Internet searches such as those preformed by Google, Bing, and Ask, keep copies of Web pages so that when you make a query, they can quickly search their stored pages and return their findings to you. A saved page is called a Web cache. By using caches, instead of searching hundreds of thousands of sites, the search can be performed in real time. Of course, if the page has changed since the last time it was stored then the search engine serves stale pages and the results are either out of date, or just wrong. In order to keep the cache fresh, Web pages need to be visited regularly and the cache updated with any changed pages. How often do Web pages change? How often should the sites be visited to keep the cache fresh? This case study will consider these questions by creating models of page updating.

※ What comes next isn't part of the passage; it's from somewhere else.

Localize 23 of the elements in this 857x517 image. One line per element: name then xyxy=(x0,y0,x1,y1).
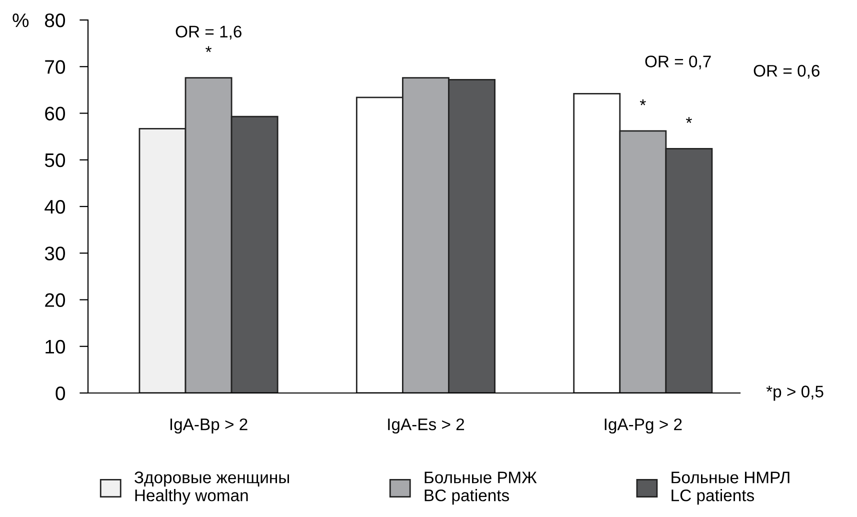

The data are a collection of the behavior of 1,000 Web pages. Each of these pages was visited every hour for 30 days. The page was compared to the previous visit, and if it had changed, the cache was updated and time of the visit was recorded.


 

 

Better Flight Experiences with Data (Airline Delays in New York City)

Authors: Nick Horton (Amherst College) and Ben Baumer (Smith College)

If you’ve ever taken a commercial airline, you know that delays are part of the adventure. Before booking your flight, can data help you decide what time of day, what time of year and what airline to choose in order to minimize your chance of a delay? The object of the study is to explore data collected by the US Bureau of Transportation Statistics (BTS) set in order to minimize the chances of experiencing a long delay. The data set is extremely large, so the study focuses on the delays from New York City in the year 2013.

The data are collected daily by BTS. (For a summary see http://www.transtats.bts.gov/ homedrillchart.asp). The data in this study are a subset of that data, collected by Hadley Wickham of RStudio.

Election 2000 – What Happened to Al Gore?

Authors: Deb Nolan and Jasjeet Sekhon, University of California at Berkeley

The 2000 election was extremely close with Al Gore receiving 50,999,897 votes to the 50,456,002 received by George W. Bush. However, the electoral college vote was 271 to 266 in favor of Bush, giving him the election. Those 271 electoral votes included 25 from the state of Florida where the vote was so close that a mandatory recount was preformed. The Supreme Court ended the recount on Dec. 12, 2000 awarding Florida’s votes to Bush and the election. The study explores the effect of the infamous “butterfly ballot” in Palm Beach County, and whether the voters there who, according to county records, voted for Pat Buchanan, actually wanted to vote for Al Gore.

The data are the votes, for each county in Florida cast for each of the candidates in the 2000 US presidential election.